Introduction to The Philosophy Of Freedom

Otto Palmer
No other book Rudolf Steiner wrote was as often and exhaustively discussed by him as The Philosophy of Freedom. He not only refers to it to call attention to some particularly interesting matter treated in its pages; he points again and again and yet again, from every imaginable angle, to what he intended this work to accomplish —indeed, to initiate. From 1905 until his death in 1925 not a year passed without some discussion of this first work.

This book offers those who study it the possibility of making themselves truly "free spirits." Materialism does just the opposite. It seeks to reduce us to creatures completely determined by heredity and other such influences, hence totally unfree and little better than animals. That is what Materialism has set out to do, and let us not deceive ourselves; it can do it.

Following a path means moving one's feet, not standing still. If one cannot rouse oneself to do this, one resembles a person who studies a map carefully and knows exactly where the path goes, but never starts out to travel it. The map is all that interests him.

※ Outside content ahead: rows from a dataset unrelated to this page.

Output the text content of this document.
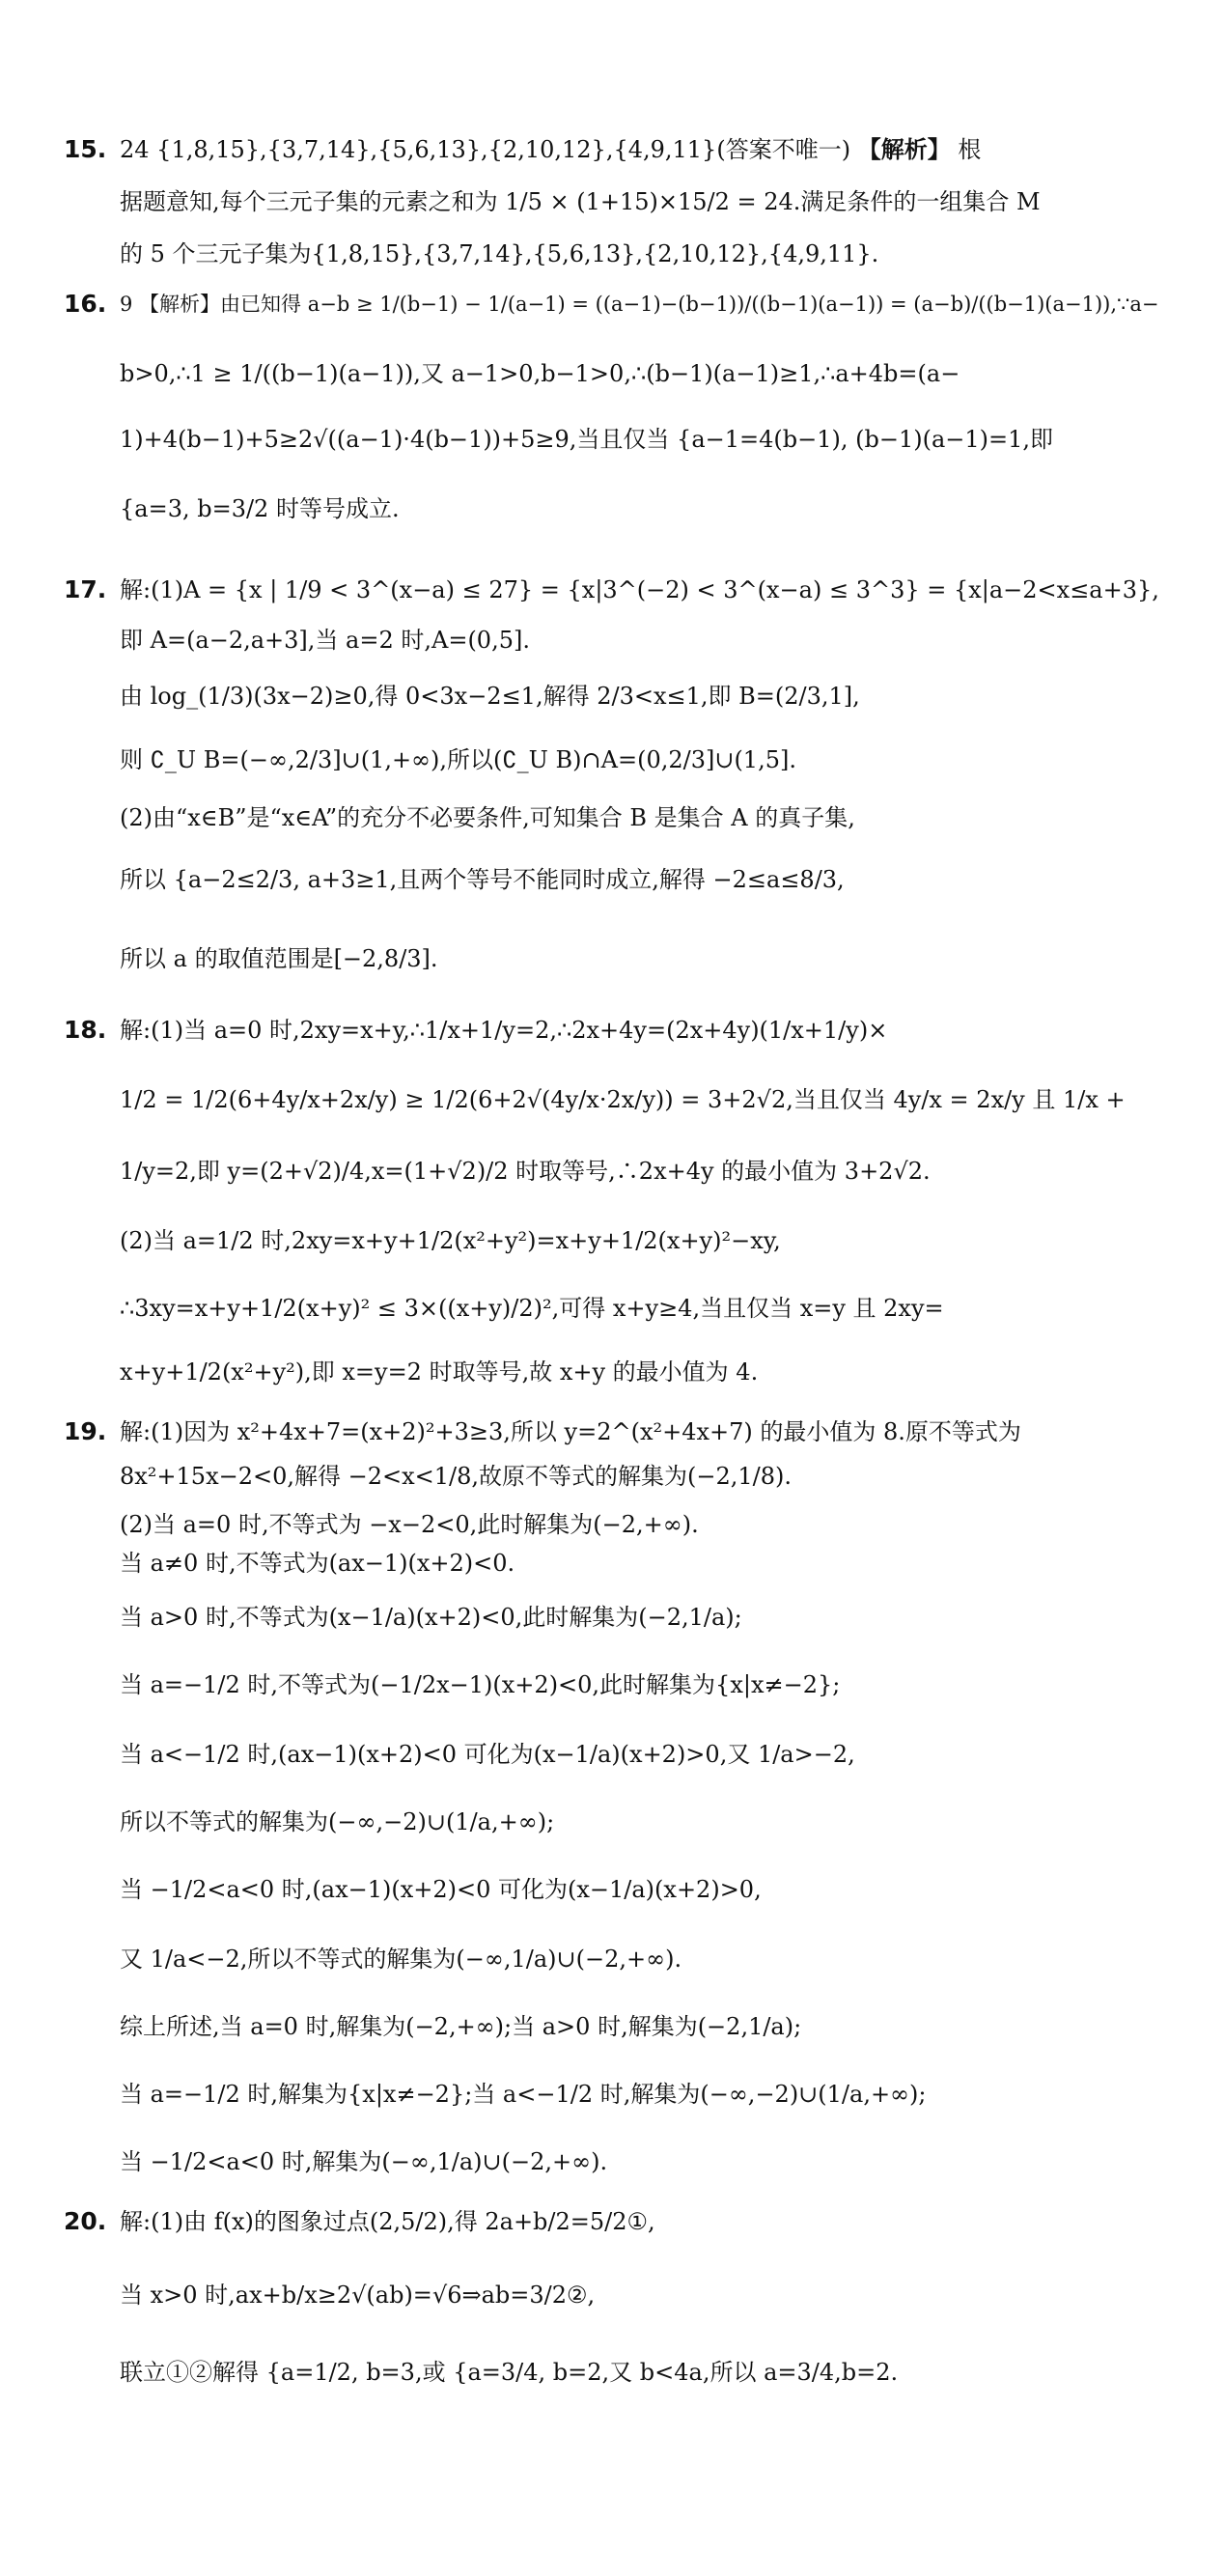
15. 24 {1,8,15},{3,7,14},{5,6,13},{2,10,12},{4,9,11}(答案不唯一) 【解析】 根
据题意知,每个三元子集的元素之和为 1/5 × (1+15)×15/2 = 24.满足条件的一组集合 M
的 5 个三元子集为{1,8,15},{3,7,14},{5,6,13},{2,10,12},{4,9,11}.
16. 9 【解析】由已知得 a−b ≥ 1/(b−1) − 1/(a−1) = ((a−1)−(b−1))/((b−1)(a−1)) = (a−b)/((b−1)(a−1)),∵a−
b>0,∴1 ≥ 1/((b−1)(a−1)),又 a−1>0,b−1>0,∴(b−1)(a−1)≥1,∴a+4b=(a−
1)+4(b−1)+5≥2√((a−1)·4(b−1))+5≥9,当且仅当 {a−1=4(b−1), (b−1)(a−1)=1,即
{a=3, b=3/2 时等号成立.
17. 解:(1)A = {x | 1/9 < 3^(x−a) ≤ 27} = {x|3^(−2) < 3^(x−a) ≤ 3^3} = {x|a−2<x≤a+3},
即 A=(a−2,a+3],当 a=2 时,A=(0,5].
由 log_(1/3)(3x−2)≥0,得 0<3x−2≤1,解得 2/3<x≤1,即 B=(2/3,1],
则 ∁_U B=(−∞,2/3]∪(1,+∞),所以(∁_U B)∩A=(0,2/3]∪(1,5].
(2)由“x∈B”是“x∈A”的充分不必要条件,可知集合 B 是集合 A 的真子集,
所以 {a−2≤2/3, a+3≥1,且两个等号不能同时成立,解得 −2≤a≤8/3,
所以 a 的取值范围是[−2,8/3].
18. 解:(1)当 a=0 时,2xy=x+y,∴1/x+1/y=2,∴2x+4y=(2x+4y)(1/x+1/y)×
1/2 = 1/2(6+4y/x+2x/y) ≥ 1/2(6+2√(4y/x·2x/y)) = 3+2√2,当且仅当 4y/x = 2x/y 且 1/x +
1/y=2,即 y=(2+√2)/4,x=(1+√2)/2 时取等号,∴2x+4y 的最小值为 3+2√2.
(2)当 a=1/2 时,2xy=x+y+1/2(x²+y²)=x+y+1/2(x+y)²−xy,
∴3xy=x+y+1/2(x+y)² ≤ 3×((x+y)/2)²,可得 x+y≥4,当且仅当 x=y 且 2xy=
x+y+1/2(x²+y²),即 x=y=2 时取等号,故 x+y 的最小值为 4.
19. 解:(1)因为 x²+4x+7=(x+2)²+3≥3,所以 y=2^(x²+4x+7) 的最小值为 8.原不等式为
8x²+15x−2<0,解得 −2<x<1/8,故原不等式的解集为(−2,1/8).
(2)当 a=0 时,不等式为 −x−2<0,此时解集为(−2,+∞).
当 a≠0 时,不等式为(ax−1)(x+2)<0.
当 a>0 时,不等式为(x−1/a)(x+2)<0,此时解集为(−2,1/a);
当 a=−1/2 时,不等式为(−1/2x−1)(x+2)<0,此时解集为{x|x≠−2};
当 a<−1/2 时,(ax−1)(x+2)<0 可化为(x−1/a)(x+2)>0,又 1/a>−2,
所以不等式的解集为(−∞,−2)∪(1/a,+∞);
当 −1/2<a<0 时,(ax−1)(x+2)<0 可化为(x−1/a)(x+2)>0,
又 1/a<−2,所以不等式的解集为(−∞,1/a)∪(−2,+∞).
综上所述,当 a=0 时,解集为(−2,+∞);当 a>0 时,解集为(−2,1/a);
当 a=−1/2 时,解集为{x|x≠−2};当 a<−1/2 时,解集为(−∞,−2)∪(1/a,+∞);
当 −1/2<a<0 时,解集为(−∞,1/a)∪(−2,+∞).
20. 解:(1)由 f(x)的图象过点(2,5/2),得 2a+b/2=5/2①,
当 x>0 时,ax+b/x≥2√(ab)=√6⇒ab=3/2②,
联立①②解得 {a=1/2, b=3,或 {a=3/4, b=2,又 b<4a,所以 a=3/4,b=2.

It is perfectly justified within certain limits to take a more theoretical approach to the study of the path Steiner opened up. But there is a danger in it —the danger of becoming too much involved in following up the quotes from Spinoza, Fichte, Hamerling and the various others and making them more of an object of study than is at all necessary for a grasp of The Philosophy of Freedom.

The quotations included in The Philosophy of Freedom were put there for a quite different purpose. That purpose stands out clearly if we leave out the names of the philosophers quoted and consider their thoughts alone, a procedure that changes nothing of consequence in the structure of the book. Then these thoughts serve partly as an obstacle course for the strengthening of our own thinking, partly as prods to stimulate us to reach out for new ideas, and partly as fences to keep our thoughts from straying off in wrong directions.

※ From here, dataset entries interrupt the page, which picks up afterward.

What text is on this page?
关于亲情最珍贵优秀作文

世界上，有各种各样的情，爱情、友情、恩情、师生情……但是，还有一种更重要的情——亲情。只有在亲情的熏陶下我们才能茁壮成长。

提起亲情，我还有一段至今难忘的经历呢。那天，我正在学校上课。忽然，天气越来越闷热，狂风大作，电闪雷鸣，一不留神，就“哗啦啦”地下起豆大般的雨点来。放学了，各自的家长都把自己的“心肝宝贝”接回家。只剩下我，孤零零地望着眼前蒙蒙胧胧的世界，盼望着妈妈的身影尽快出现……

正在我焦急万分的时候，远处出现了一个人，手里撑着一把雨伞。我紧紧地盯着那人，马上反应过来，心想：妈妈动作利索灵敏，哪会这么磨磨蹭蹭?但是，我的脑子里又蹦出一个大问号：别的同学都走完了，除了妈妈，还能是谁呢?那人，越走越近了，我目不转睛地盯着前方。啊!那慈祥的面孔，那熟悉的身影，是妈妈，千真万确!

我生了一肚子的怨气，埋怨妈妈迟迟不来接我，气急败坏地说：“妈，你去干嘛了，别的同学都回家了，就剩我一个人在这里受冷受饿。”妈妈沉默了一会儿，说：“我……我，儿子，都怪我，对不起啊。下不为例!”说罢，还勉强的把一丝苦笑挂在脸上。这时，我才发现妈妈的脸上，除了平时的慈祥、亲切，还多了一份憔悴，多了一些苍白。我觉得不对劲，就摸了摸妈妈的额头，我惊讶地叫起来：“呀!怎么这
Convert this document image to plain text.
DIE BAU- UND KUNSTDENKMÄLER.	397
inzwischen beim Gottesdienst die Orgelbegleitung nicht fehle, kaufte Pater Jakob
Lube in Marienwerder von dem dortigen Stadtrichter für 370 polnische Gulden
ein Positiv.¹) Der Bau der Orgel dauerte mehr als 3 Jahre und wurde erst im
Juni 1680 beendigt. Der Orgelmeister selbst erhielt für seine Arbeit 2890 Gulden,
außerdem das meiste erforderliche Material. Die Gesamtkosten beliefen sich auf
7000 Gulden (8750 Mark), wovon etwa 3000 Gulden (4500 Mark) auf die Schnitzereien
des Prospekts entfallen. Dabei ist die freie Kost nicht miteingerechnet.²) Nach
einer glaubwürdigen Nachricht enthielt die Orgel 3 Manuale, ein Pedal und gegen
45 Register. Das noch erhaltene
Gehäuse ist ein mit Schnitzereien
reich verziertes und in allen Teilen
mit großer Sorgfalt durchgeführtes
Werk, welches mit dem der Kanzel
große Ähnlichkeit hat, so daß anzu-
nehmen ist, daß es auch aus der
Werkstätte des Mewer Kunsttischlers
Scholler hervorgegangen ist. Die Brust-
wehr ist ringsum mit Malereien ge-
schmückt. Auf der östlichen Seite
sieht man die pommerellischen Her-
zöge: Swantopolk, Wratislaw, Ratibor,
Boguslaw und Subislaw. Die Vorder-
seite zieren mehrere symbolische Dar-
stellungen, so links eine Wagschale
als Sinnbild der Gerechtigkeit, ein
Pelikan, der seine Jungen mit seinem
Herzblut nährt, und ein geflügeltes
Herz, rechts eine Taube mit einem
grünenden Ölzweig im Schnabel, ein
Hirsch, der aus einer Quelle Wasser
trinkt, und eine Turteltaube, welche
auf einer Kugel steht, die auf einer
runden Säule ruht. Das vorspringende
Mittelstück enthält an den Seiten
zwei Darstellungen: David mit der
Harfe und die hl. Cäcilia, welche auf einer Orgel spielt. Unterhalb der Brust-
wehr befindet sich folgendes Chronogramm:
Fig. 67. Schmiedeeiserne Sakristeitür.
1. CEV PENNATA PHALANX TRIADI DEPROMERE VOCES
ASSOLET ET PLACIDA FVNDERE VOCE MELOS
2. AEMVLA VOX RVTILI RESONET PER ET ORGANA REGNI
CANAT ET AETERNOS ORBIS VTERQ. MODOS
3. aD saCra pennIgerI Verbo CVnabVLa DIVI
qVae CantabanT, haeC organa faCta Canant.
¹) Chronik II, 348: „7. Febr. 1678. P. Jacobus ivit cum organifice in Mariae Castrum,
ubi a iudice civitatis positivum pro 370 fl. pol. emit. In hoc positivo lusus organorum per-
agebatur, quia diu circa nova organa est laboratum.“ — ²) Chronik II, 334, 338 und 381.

If one responds to the tutelage the quotes provide, one begins to notice that the thoughts presented in this book are not arranged in a set abstract logical sequence, but instead conduce to a thought dynamics, a veritable thought eurythmy. What we have here is philosophy as an art of thinking.

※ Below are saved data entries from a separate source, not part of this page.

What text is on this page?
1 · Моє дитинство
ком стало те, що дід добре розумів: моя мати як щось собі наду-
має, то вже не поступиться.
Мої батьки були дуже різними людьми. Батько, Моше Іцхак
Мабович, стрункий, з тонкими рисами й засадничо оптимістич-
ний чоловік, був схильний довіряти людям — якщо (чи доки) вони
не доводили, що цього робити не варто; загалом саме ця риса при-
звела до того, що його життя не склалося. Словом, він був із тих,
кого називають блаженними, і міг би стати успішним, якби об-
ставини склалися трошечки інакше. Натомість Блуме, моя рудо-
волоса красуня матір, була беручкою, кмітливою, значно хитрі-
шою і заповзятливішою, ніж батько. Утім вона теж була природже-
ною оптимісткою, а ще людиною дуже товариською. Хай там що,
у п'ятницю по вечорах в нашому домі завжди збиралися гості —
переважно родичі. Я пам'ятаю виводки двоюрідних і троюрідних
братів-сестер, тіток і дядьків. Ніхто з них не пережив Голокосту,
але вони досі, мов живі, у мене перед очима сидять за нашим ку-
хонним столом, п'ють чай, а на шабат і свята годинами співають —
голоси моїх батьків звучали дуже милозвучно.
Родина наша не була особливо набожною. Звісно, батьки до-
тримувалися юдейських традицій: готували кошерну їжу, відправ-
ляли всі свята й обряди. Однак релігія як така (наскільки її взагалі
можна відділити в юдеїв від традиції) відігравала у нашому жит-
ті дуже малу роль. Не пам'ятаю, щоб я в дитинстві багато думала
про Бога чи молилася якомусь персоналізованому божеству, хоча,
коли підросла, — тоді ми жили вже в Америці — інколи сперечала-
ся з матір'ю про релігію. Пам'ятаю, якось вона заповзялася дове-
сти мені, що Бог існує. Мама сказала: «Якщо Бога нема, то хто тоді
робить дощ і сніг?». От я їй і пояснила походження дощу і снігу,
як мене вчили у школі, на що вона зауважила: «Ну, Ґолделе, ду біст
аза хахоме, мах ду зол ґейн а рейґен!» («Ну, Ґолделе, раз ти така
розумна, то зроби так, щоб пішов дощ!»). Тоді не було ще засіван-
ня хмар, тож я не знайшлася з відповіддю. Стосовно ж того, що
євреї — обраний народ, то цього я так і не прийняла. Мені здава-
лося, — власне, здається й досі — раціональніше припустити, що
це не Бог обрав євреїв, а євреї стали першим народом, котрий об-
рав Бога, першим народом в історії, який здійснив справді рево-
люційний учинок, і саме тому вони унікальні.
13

Another danger is that the reader will rest content with familiarizing himself with Steiner's comments and use this as an excuse for not developing his own thinking will.

A person engaging in this dynamic mode of thinking has to activate his will, which gives rise to the "thinking will" that Rudolf Steiner refers to again and again as so essential. Once the reader succeeds in setting this thinking will in motion it is only a question of how far he can develop it, for there are no limits to its possible intensifying.

So he launches out on the path that Rudolf Steiner cleared for him. He learns to transform ideas into ideals. The idea of freedom is a free gift offered him but it is up to him to make this idea activate his will. If he does so, the idea becomes an ideal. He lifts himself toward the ideal of the "free spirit" and works to make it a reality.

A person who lifts himself to a truly individual level in the sense of The Philosophy of Freedom has, by the same token, developed the capacity to find the concepts and ideas that belong to the phenomena with which the surrounding world confronts him. 

His efforts in this direction bring forth yet another kind of harvest. He develops intuition, that not only enables him to have ideas of his own, but to absorb those of others as though they were his. He is thus able to blot out his own world of ideas in order to let another's light up in him. So he comes to understand his fellowman and to develop into a social being.